Signatories include Egypt’s Grand Mufti Ali Gomaa and Sheikh Ikrima Sabri, the Mufti of Al-Quds (occupied East Jerusalem).
The list also features prominent preachers including Egyptian Amr Khaled and American Sheikh Hamza Yusuf.
Secretary General of the pan-Muslim Organization of the Islamic Conference Ekmeleddin Ihsanoglu is also a signatory.
The Muslim Christmas message won plaudits from Christian leaders and theologians.
Cardinal Jean-Louis Tauran, head of the pope’s council for inter-religious dialogue, told the Financial Times that progress was being made on dialogue between the two faiths.
He said a preparatory meeting will be held in the spring to discuss concrete steps to promote inter-faith dialogue.

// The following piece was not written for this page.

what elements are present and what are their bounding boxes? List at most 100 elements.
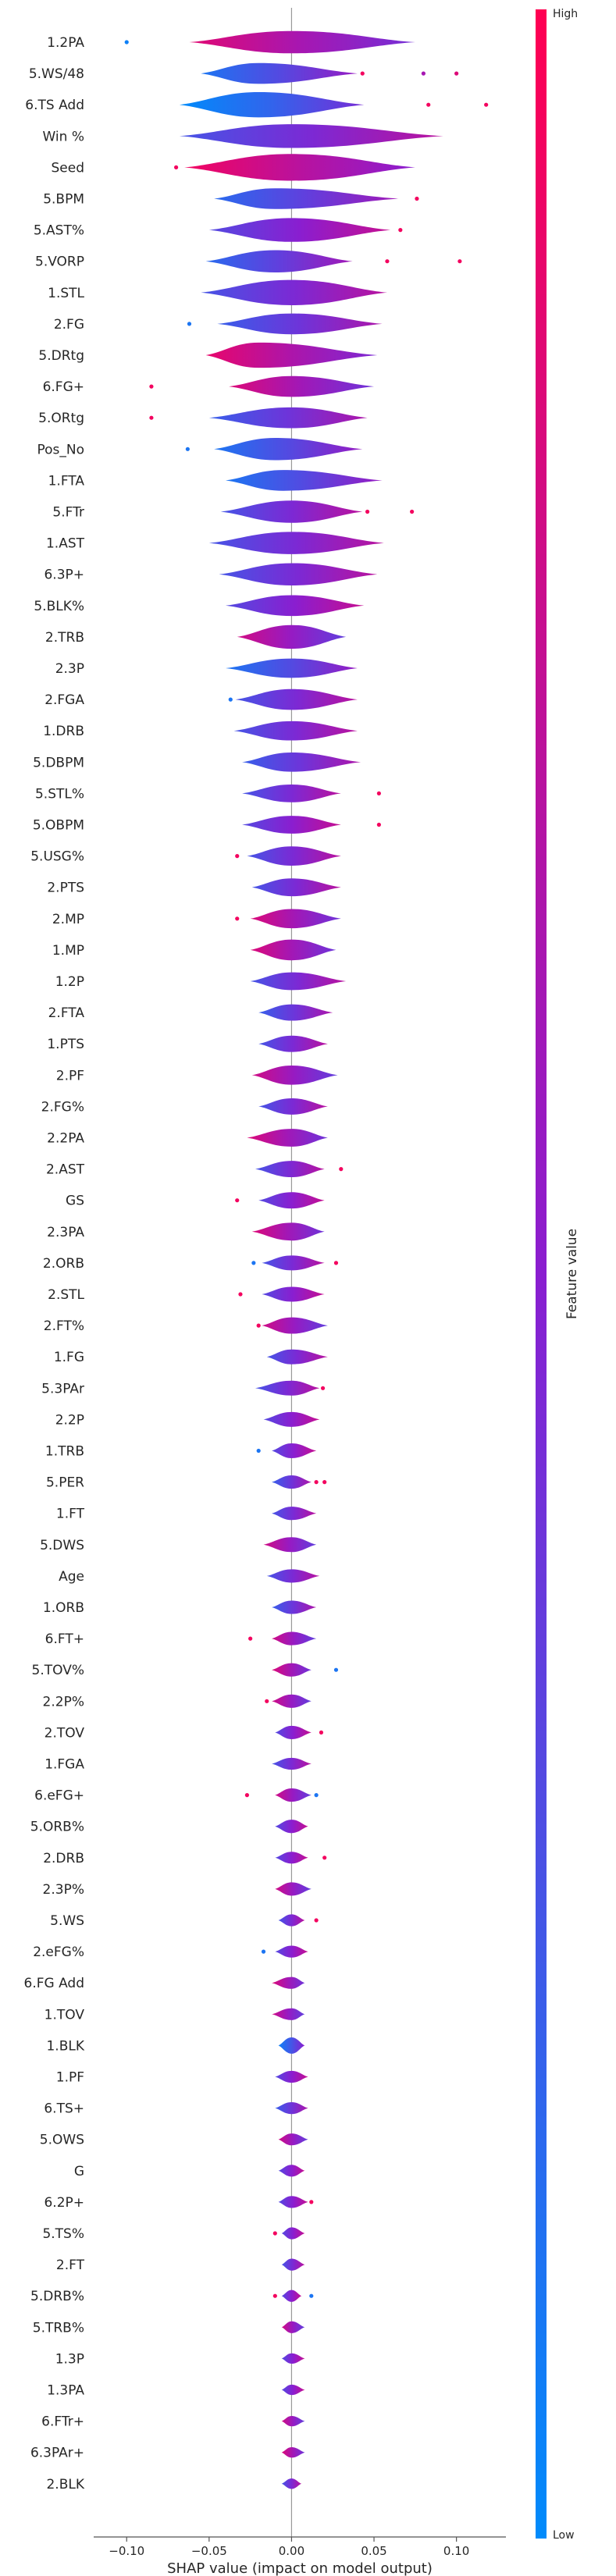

Theologian Miroslav Volf said the new Muslim initiative “contains every affirmation of sanctity of every single human life.”
The Muslim gestures aimed to ease strained ties between Muslims and Christians after Pope Benedict hinted indirectly last year that Islam was violent.
Pope Benedict stopped short of a clear apology sought by Muslims over his speech in his native Germany, but expressed regret for the reaction to his speech.
Nayed, who had taught at the Vatican’s Gregorian University, blamed some close advisers to the Pope of straining ties between the two Abrahamic faiths.
“This negativity is very dangerous and leads the Vatican to make some truly dangerous mistakes,” he said.